Oblique muscles are an essential part of the core as they help us in bending and stabilizing our bodies, but they are oftentimes neglected. Side Bend is a fantastic way to work the oblique muscles and improve core stability. 

Side Bend Exercise

How to Do Side Bends

Setting Up

To start, stand up with your feet in a wide stance, about shoulder-width apart. Make sure you have your back straight and chest out. If you are using weights such as a dumbbell or kettlebell, hold it in your left hand on the side.

Place the other hand on the side, on your waist, or behind your head, whichever is more comfortable for you. This is your starting position. 


While keeping your back straight and the rest of your body still, slowly bend your spine to the left as far as possible. Breathe in as you do this and hold this position for 1-2 seconds.

In a controlled manner, exhale as you begin to pull your body back to the starting position, still keeping the rest of the body in a steady position.

Repeat the movement for the desired number of repetitions, and switch sides. 


  • Choose an appropriate weight that will allow you to maintain proper form throughout the exercise.  Holding too much weight can cause injuries.
  • Slightly bend your knees to keep them from locking out.
  • Remember to keep your core engaged to maximize the benefits of this exercise.


  • Increases flexibility of the spine
  • Promotes better posture
  • Helps lose love handles and define your waistline
  • Strengthens the core

Illustrated Guide

Muscles Worked

Primary Muscles

  • Obliques

Side Bend Variations

Barbell Side Bend

Barbell Side Bends target the internal and external obliques, as well as the lower back.

Place the barbell on the back of your neck while you stand up upright with your feet shoulder-width apart, and bend sideward as you would with a regular side bend.

If you are suffering from back pain, perform this exercise with caution or avoid it completely to avoid further injuries.

Stability Ball Side Bend Exercise

A stability ball allows more resistance and challenge to your regular side bend exercises.

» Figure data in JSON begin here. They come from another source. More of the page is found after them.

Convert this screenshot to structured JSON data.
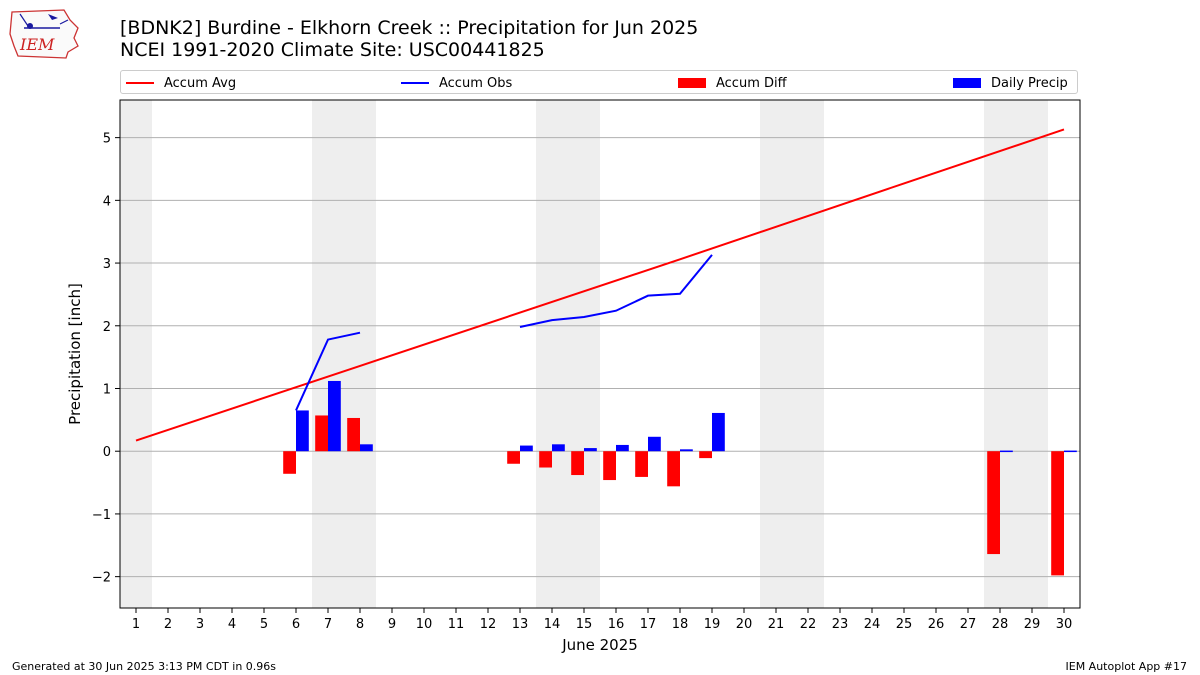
{
  "logo": {
    "text": "IEM"
  },
  "title_line1": "[BDNK2] Burdine - Elkhorn Creek :: Precipitation for Jun 2025",
  "title_line2": "NCEI 1991-2020 Climate Site: USC00441825",
  "footer_left": "Generated at 30 Jun 2025 3:13 PM CDT in 0.96s",
  "footer_right": "IEM Autoplot App #17",
  "colors": {
    "avg": "#ff0000",
    "obs": "#0000ff",
    "diff": "#ff0000",
    "daily": "#0000ff",
    "weekend": "#eeeeee",
    "grid": "#b0b0b0"
  },
  "chart_data": {
    "type": "bar",
    "xlabel": "June 2025",
    "ylabel": "Precipitation [inch]",
    "xlim": [
      0.5,
      30.5
    ],
    "ylim": [
      -2.5,
      5.6
    ],
    "grid": true,
    "legend_position": "top",
    "x_ticks": [
      1,
      2,
      3,
      4,
      5,
      6,
      7,
      8,
      9,
      10,
      11,
      12,
      13,
      14,
      15,
      16,
      17,
      18,
      19,
      20,
      21,
      22,
      23,
      24,
      25,
      26,
      27,
      28,
      29,
      30
    ],
    "y_ticks": [
      -2,
      -1,
      0,
      1,
      2,
      3,
      4,
      5
    ],
    "y_tick_labels": [
      "−2",
      "−1",
      "0",
      "1",
      "2",
      "3",
      "4",
      "5"
    ],
    "weekend_spans": [
      [
        0.5,
        1.5
      ],
      [
        6.5,
        8.5
      ],
      [
        13.5,
        15.5
      ],
      [
        20.5,
        22.5
      ],
      [
        27.5,
        29.5
      ]
    ],
    "legend": [
      {
        "label": "Accum Avg",
        "kind": "line",
        "color": "#ff0000"
      },
      {
        "label": "Accum Obs",
        "kind": "line",
        "color": "#0000ff"
      },
      {
        "label": "Accum Diff",
        "kind": "bar",
        "color": "#ff0000"
      },
      {
        "label": "Daily Precip",
        "kind": "bar",
        "color": "#0000ff"
      }
    ],
    "accum_avg": {
      "x": [
        1,
        8,
        18,
        25,
        30
      ],
      "y": [
        0.17,
        1.36,
        3.06,
        4.27,
        5.13
      ]
    },
    "accum_obs_segments": [
      {
        "x": [
          6,
          7,
          8
        ],
        "y": [
          0.65,
          1.78,
          1.89
        ]
      },
      {
        "x": [
          13,
          14,
          15,
          16,
          17,
          18,
          19
        ],
        "y": [
          1.98,
          2.09,
          2.14,
          2.24,
          2.48,
          2.51,
          3.13
        ]
      }
    ],
    "accum_diff": {
      "x": [
        6,
        7,
        8,
        13,
        14,
        15,
        16,
        17,
        18,
        19,
        28,
        30
      ],
      "y": [
        -0.36,
        0.57,
        0.53,
        -0.2,
        -0.26,
        -0.38,
        -0.46,
        -0.41,
        -0.56,
        -0.11,
        -1.64,
        -1.98
      ]
    },
    "daily_precip": {
      "x": [
        6,
        7,
        8,
        13,
        14,
        15,
        16,
        17,
        18,
        19,
        28,
        30
      ],
      "y": [
        0.65,
        1.12,
        0.11,
        0.09,
        0.11,
        0.05,
        0.1,
        0.23,
        0.03,
        0.61,
        0.01,
        0.01
      ]
    }
  }
}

To perform this variation, you will need to lie on the stability ball so that you’re on your side. Keep your body straight, place your arms behind your head or cross your arms on your chest, then crunch upward while engaging your obliques.

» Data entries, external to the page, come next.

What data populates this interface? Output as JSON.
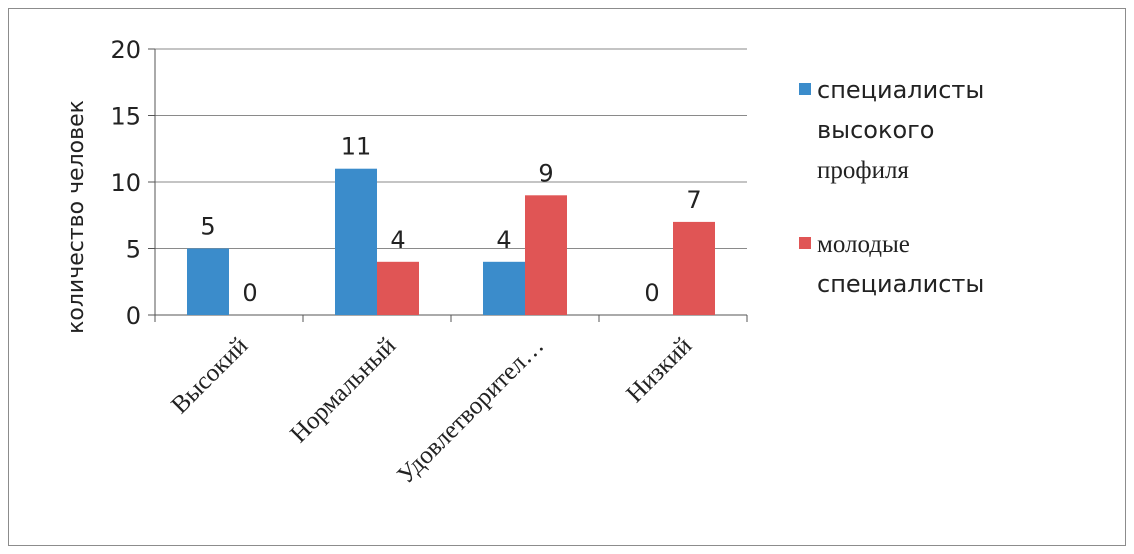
{
  "chart_data": {
    "type": "bar",
    "categories": [
      "Высокий",
      "Нормальный",
      "Удовлетворител…",
      "Низкий"
    ],
    "series": [
      {
        "name_lines": [
          "специалисты",
          "высокого",
          "профиля"
        ],
        "values": [
          5,
          11,
          4,
          0
        ],
        "color": "#3b8ccb"
      },
      {
        "name_lines": [
          "молодые",
          "специалисты"
        ],
        "values": [
          0,
          4,
          9,
          7
        ],
        "color": "#e05555"
      }
    ],
    "ylabel": "количество человек",
    "ylim": [
      0,
      20
    ],
    "yticks": [
      0,
      5,
      10,
      15,
      20
    ],
    "grid": true,
    "legend_position": "right"
  }
}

Slowly lower yourself back to the initial position and repeat for the desired number of reps. Switch sides. 

Side Bend Alternatives

Russian Twists

Russian twists are a go-to exercise for building obliques and are usually included in home, HIIT workouts and calisthenics workout routines.

The twist motion of this exercise specifically targets the direction in which the muscle fibers run within the obliques, making it one of the most effective oblique exercises you can do.

Sit on a comfortable flat surface with your legs extended and lifted off the floor. Maintaining this position, twist your waist from side to side while contracting your core as hard as you can.

A good tip is to turn your shoulders – not just your head – and bring each elbow back as far as possible.

Side Bridge

Side bridges are the perfect beginner exercise for hitting your obliques, or transversus abdominis. 

Another bonus of the side bridge is that it also targets your shoulders and biceps.

Rest on your forearm (elbow bent at 90 degrees) with your body facing to the side and your feet extended and placed together. Lower your hips until they touch the floor, then bring your hips back up as high as possible, while maintaining a squeezed core.

Side Crunch

Side crunches are a popular exercise for people who want to get rid of their love handles because of their effectiveness in targeting internal and external obliques.

To do a side crunch, lie on your side with your legs straight.

With one hand extended out in front of you and the other on the side of your head, crunch your obliques down and tuck your knees up so that your elbow and knees meet in line with your waist, before returning to the starting position.